As the recording will also celebrate the 450th anniversary of Monteverdi’s birth, the sessions also made me reflect on the tremendous impact this composer has had on my life. That sounds like an incredibly hackneyed cliché, I know, but for any 21st-century musician playing the formerly extinct dinosaur which is the theorbo, Monteverdi is the VIP who enables us to earn a living. My first attempt at continuo playing, as a self-taught undergraduate lutenist, was struggling through a student performance of ‘L’Incoronazione di Poppea’. My first theorbo was largely paid for by extended stints at ENO, awe-struck and beguiled by the late Anthony Rolfe-Johnson’s magnificent performances as Orfeo and Ulysses. I have performed Monteverdi’s iconic 1610 Vespers literally hundreds of times and recorded them twice. I have played on several I Fagiolini recordings devoted to Monteverdi, and am very much looking forward to the 2017 concerts of both the ‘Other Vespers’ and ‘Orfeo’. Exploring more music from this extraordinary man is always a joy; doing so with friends new and old is a rare privilege indeed. Monteverdi’s importance to me has been such that I have felt compelled, whenever I find myself in Venice, to visit the Frari and leave a rose on his tombstone. Appropriately enough, the most recent opportunity arose during an I Fagiolini tour where Matt Long delivered a searingly beautiful Orfeo. Mine was not the only rose on Monteverdi’s tombstone that day. It never is. Clearly I’m not alone in feeling a compunction to say a little thank you. Shivering in those November sessions in Cambridge, it felt entirely fitting to celebrate the great man’s 450th birthday in I Fagiolini’s company. We had swapped Oxford’s fog and Venice’s dazzling sunlight for fenland frost, but the music suffered not a whit.
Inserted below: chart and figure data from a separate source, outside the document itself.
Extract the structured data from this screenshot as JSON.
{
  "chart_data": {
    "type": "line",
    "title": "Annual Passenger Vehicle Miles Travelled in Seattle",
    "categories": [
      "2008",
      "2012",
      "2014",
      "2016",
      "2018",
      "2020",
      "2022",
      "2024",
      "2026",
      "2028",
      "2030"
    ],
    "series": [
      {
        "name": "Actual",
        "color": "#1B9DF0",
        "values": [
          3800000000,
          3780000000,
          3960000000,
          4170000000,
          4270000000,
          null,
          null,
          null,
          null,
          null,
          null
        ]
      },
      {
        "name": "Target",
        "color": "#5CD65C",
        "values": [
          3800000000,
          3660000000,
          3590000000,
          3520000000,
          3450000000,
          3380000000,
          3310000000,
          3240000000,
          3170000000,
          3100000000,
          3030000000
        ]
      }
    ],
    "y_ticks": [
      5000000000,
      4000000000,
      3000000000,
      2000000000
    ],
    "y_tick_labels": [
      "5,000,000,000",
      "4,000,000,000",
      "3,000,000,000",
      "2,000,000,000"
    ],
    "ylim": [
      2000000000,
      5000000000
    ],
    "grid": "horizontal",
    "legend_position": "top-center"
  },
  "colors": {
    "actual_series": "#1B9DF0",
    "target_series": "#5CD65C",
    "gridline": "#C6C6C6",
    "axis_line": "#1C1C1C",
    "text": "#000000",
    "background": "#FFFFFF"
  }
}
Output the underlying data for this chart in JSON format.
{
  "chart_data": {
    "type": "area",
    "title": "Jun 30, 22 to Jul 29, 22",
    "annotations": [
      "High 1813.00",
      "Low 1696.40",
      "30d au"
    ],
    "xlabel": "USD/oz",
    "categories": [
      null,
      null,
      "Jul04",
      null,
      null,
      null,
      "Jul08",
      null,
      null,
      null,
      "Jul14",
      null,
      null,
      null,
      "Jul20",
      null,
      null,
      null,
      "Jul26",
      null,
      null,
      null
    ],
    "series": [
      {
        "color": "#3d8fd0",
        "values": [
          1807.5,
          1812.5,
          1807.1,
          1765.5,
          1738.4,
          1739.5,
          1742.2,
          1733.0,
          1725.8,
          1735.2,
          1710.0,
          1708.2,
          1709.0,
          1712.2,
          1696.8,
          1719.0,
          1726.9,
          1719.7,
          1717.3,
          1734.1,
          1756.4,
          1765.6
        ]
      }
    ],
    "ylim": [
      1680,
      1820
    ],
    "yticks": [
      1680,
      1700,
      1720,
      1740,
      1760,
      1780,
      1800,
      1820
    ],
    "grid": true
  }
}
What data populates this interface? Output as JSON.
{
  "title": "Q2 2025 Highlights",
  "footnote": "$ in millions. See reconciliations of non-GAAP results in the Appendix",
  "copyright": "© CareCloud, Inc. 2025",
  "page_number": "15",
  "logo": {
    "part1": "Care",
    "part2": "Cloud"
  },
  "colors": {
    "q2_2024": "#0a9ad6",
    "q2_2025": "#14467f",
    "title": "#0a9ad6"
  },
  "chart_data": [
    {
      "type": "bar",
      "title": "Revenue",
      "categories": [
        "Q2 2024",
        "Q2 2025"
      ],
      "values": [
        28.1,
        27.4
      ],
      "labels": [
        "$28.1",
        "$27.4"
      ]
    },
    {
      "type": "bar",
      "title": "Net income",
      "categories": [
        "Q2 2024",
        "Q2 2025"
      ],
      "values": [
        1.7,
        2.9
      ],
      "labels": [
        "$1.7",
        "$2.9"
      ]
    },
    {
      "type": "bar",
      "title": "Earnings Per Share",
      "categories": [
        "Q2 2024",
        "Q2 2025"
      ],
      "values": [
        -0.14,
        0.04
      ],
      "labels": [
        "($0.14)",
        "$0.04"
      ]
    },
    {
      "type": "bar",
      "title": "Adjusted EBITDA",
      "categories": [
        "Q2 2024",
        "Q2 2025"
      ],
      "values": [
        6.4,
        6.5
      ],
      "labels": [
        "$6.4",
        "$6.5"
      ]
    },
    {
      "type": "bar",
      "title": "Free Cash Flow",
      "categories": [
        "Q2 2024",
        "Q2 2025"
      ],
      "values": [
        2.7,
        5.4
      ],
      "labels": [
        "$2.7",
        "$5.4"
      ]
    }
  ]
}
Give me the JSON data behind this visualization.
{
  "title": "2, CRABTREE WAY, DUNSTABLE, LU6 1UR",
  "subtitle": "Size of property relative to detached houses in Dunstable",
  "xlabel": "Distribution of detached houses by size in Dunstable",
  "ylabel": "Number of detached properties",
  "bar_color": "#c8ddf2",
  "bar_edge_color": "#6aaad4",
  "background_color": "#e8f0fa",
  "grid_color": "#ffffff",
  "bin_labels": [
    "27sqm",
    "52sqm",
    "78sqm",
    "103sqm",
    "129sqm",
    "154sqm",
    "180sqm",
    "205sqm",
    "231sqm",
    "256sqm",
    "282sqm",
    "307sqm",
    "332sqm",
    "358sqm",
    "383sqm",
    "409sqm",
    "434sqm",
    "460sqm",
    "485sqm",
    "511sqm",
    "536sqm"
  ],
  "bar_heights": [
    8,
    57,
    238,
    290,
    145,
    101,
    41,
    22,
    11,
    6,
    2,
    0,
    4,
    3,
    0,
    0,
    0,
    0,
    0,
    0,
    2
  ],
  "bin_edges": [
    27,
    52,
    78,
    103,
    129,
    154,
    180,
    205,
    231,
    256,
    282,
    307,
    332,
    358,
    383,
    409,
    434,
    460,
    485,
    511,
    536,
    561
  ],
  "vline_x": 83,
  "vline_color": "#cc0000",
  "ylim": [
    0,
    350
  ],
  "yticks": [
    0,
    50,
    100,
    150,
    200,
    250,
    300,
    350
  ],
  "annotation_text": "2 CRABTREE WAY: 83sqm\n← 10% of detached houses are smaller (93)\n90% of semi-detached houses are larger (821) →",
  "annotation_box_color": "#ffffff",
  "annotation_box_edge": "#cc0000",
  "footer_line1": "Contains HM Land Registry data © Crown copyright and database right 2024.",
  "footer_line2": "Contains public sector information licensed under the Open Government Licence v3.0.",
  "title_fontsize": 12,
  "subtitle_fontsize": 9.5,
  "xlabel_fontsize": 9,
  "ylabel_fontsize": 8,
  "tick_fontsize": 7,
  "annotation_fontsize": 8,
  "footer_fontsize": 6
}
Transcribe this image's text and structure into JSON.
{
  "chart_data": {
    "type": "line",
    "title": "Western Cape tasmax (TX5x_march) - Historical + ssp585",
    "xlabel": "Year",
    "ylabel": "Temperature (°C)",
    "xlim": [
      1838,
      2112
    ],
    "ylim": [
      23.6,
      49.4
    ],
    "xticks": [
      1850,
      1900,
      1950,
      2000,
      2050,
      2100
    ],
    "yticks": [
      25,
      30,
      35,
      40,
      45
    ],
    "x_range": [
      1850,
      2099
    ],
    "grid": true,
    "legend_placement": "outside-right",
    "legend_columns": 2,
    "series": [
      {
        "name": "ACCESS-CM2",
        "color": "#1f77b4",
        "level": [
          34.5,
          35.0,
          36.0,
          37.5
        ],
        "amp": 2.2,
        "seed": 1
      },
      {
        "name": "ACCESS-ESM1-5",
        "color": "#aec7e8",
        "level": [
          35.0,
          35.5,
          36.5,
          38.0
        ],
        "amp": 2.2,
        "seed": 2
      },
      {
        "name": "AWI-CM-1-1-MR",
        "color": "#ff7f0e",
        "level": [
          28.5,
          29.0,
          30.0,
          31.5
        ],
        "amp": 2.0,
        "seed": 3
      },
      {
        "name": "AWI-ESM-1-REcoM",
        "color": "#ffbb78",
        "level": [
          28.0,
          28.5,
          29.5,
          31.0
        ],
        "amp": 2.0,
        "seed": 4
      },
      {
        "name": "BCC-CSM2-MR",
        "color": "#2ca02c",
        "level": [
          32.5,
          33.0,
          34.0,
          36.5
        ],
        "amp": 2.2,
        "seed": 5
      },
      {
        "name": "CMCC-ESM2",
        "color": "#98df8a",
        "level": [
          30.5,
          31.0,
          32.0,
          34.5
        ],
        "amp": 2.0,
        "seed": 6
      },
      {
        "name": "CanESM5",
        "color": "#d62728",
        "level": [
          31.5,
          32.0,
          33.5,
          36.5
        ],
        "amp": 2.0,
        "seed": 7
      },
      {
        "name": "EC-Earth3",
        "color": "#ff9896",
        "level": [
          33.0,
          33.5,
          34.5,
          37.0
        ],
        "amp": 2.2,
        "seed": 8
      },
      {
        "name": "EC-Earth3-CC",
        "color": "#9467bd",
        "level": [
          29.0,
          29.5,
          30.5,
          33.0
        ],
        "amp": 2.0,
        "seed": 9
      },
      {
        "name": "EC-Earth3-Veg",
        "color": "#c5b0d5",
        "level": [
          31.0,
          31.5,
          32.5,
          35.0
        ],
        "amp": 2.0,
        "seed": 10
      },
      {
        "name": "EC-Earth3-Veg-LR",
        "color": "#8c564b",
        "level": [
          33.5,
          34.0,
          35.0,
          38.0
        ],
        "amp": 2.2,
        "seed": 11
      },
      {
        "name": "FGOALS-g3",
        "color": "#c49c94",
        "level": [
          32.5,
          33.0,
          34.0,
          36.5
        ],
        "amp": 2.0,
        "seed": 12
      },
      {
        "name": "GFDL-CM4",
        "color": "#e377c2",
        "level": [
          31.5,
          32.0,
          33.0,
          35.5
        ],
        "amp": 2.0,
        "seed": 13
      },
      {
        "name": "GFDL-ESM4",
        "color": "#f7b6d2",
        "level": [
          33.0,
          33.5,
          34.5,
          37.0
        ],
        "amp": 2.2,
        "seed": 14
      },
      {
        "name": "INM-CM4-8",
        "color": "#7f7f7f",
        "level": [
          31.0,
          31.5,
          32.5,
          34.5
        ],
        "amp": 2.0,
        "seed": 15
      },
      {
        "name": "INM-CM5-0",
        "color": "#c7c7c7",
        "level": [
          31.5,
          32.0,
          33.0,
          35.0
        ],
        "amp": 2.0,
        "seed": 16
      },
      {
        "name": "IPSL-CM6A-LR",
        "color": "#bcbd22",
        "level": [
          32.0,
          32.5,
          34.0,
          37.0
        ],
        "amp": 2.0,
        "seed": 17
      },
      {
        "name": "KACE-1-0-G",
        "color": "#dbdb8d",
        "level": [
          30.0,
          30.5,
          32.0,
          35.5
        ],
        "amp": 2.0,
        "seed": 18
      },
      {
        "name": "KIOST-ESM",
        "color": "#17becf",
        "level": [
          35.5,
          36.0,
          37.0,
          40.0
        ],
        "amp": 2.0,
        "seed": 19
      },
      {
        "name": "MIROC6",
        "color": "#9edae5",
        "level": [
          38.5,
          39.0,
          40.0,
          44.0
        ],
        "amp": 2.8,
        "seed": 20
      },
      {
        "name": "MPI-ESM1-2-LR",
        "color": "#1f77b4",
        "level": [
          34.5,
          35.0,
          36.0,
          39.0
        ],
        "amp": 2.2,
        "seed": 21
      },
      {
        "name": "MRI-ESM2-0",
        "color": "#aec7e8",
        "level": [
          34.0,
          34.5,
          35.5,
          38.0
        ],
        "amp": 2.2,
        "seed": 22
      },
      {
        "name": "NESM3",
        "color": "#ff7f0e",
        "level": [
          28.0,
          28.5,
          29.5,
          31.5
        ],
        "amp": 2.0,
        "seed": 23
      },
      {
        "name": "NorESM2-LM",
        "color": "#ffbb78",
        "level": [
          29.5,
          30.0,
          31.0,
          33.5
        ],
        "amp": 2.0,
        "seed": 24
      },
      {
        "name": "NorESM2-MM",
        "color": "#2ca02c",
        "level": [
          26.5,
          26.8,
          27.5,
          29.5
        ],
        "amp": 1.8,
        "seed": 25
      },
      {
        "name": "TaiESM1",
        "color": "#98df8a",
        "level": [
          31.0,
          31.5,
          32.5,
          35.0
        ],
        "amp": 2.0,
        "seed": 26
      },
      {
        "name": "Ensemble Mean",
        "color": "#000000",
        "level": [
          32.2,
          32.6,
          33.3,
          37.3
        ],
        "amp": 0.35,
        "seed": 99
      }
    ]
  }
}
Rosie Parker, Sam Gilliatt

Rosie Parker (mezzo, The 24, University of York)

The experience of recording with I Fagiolini was exciting, fascinating and humbling. Their excitement to play and sing this comparatively little-known repertoire was tangible, with each member of the team lending a huge amount of passion and character to their part. One thing I found particularly interesting was the decision to record in the round: in a circle, with Robert in the middle receiving surround-sound Monteverdi. This allowed the musicians to better communicate both with each other and with Robert in a way I haven’t seen in any other recording situation, as everyone was able to catch each other at all times and observe any moments of particular excitement in the music wherever it happened.